Las voces individuales son cada vez más raras. Cada voz, cada texto, se inserta en el nicho del mercado correspondiente al momento, se adapta a la palabra moda, a los códigos del mercado. Para ser escuchado, el escritor modula su voz, consciente o inconscientemente, según las exigencias del mercado o de sus posibles lectores. Aunque jamás se le pase por la cabeza, aunque lo niegue, esta traducción al lenguaje del mercado se produce al margen de su control: en el propio mercado, en la recepción de los textos, en la lectura, etc.
María Dubón, Voces globalizadas
El mercado estandariza los mensajes, aunque, como dice María Dubón, aparente diversificarlos. Llegamos así a que las necesidades de lectura de cada uno de nosotros esté cubierta, que todos encontremos respuesta en el mundo editorial, pero de una manera prefabricada.
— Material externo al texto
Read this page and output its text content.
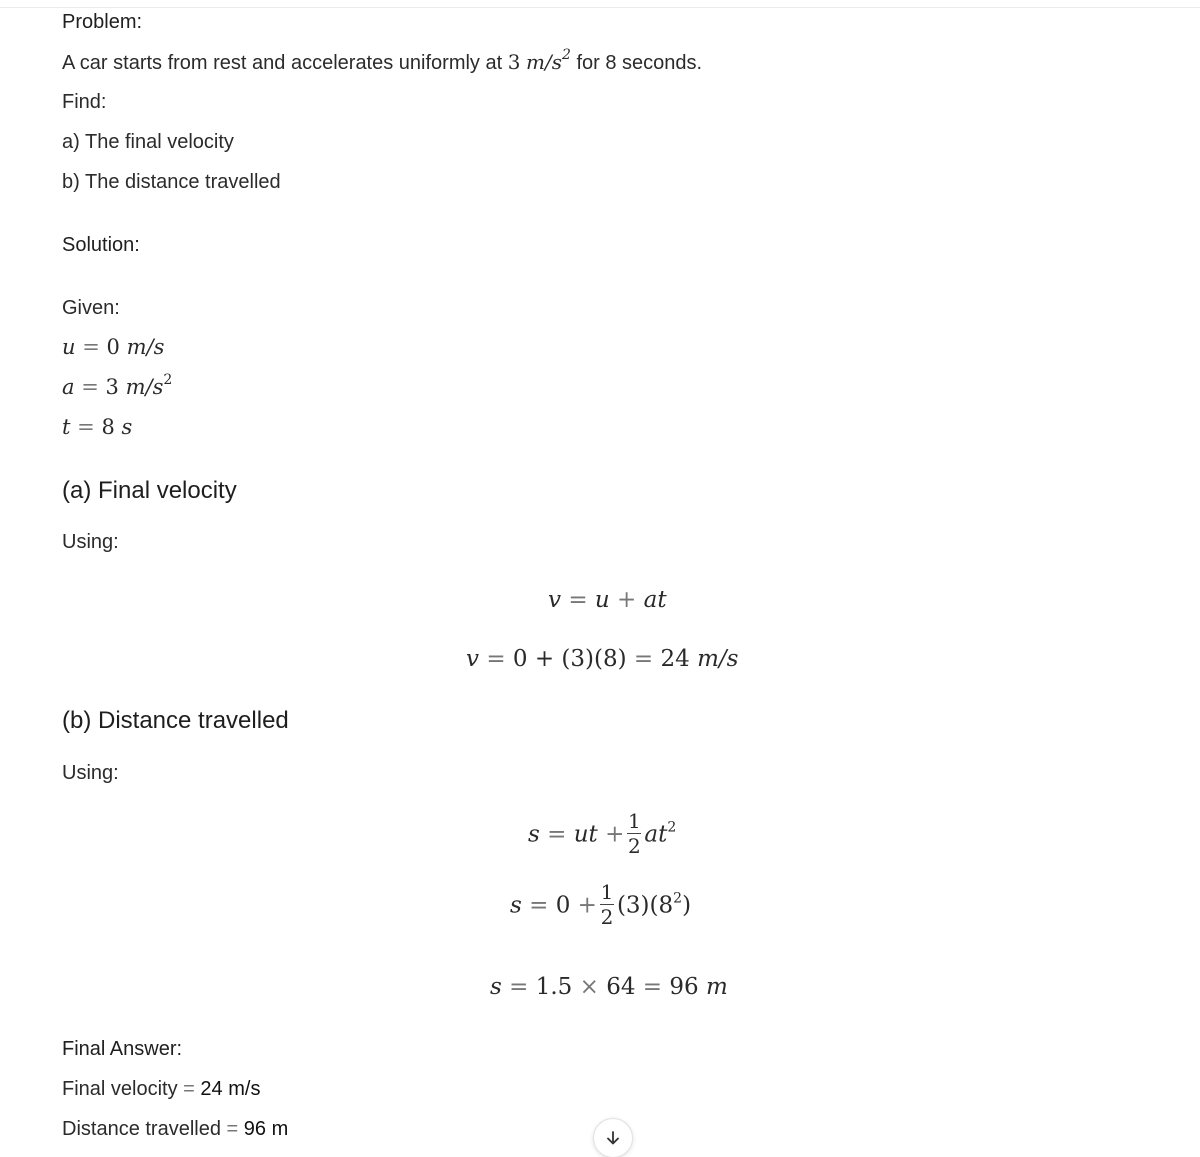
Problem:
A car starts from rest and accelerates uniformly at 3 $m/s^2$ for 8 seconds.
Find:
a) The final velocity
b) The distance travelled
Solution:
Given:
u = 0 m/s
a = 3 $m/s^2$
t = 8 s
(a) Final velocity
Using:
v = u + at
v = 0 + (3)(8) = 24 m/s
(b) Distance travelled
Using:
s = ut + $\frac{1}{2} at^2$
$s = 0 + \frac{1}{2} (3)(8^2)$
s = 1.5 × 64 = 96 m
Final Answer:
Final velocity = 24 m/s
Distance travelled = 96 m
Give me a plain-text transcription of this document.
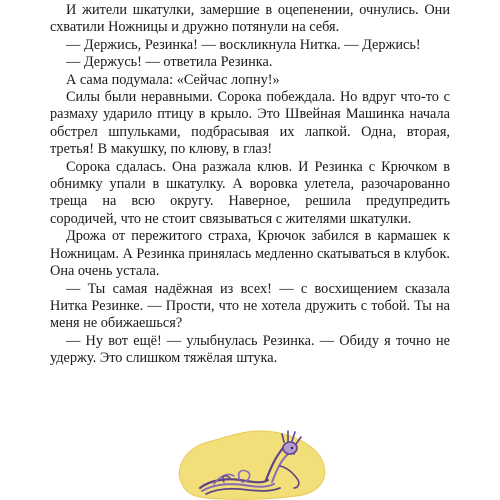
И жители шкатулки, замершие в оцепенении, очнулись. Они схватили Ножницы и дружно потянули на себя.

— Держись, Резинка! — воскликнула Нитка. — Держись!

— Держусь! — ответила Резинка.

А сама подумала: «Сейчас лопну!»

Силы были неравными. Сорока побеждала. Но вдруг что-то с размаху ударило птицу в крыло. Это Швейная Машинка начала обстрел шпульками, подбрасывая их лапкой. Одна, вторая, третья! В макушку, по клюву, в глаз!

Сорока сдалась. Она разжала клюв. И Резинка с Крючком в обнимку упали в шкатулку. А воровка улетела, разочарованно треща на всю округу. Наверное, решила предупредить сородичей, что не стоит связываться с жителями шкатулки.

Дрожа от пережитого страха, Крючок забился в кармашек к Ножницам. А Резинка принялась медленно скатываться в клубок. Она очень устала.

— Ты самая надёжная из всех! — с восхищением сказала Нитка Резинке. — Прости, что не хотела дружить с тобой. Ты на меня не обижаешься?

— Ну вот ещё! — улыбнулась Резинка. — Обиду я точно не удержу. Это слишком тяжёлая штука.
Lo que debería resultar subversivo para los valores que maneja la sociedad se encuentra, sin embargo, cuidadosamente editado y situado al lado de lo más convencional en una librería perteneciente a una gran cadena comercial. De esa manera, el mensaje ha perdido toda su fuerza, aunque probablemente ya la hubiera perdido antes, cuando fue elaborado por el autor de manera que pudiera encajar en los presupuestos editoriales, como dice María.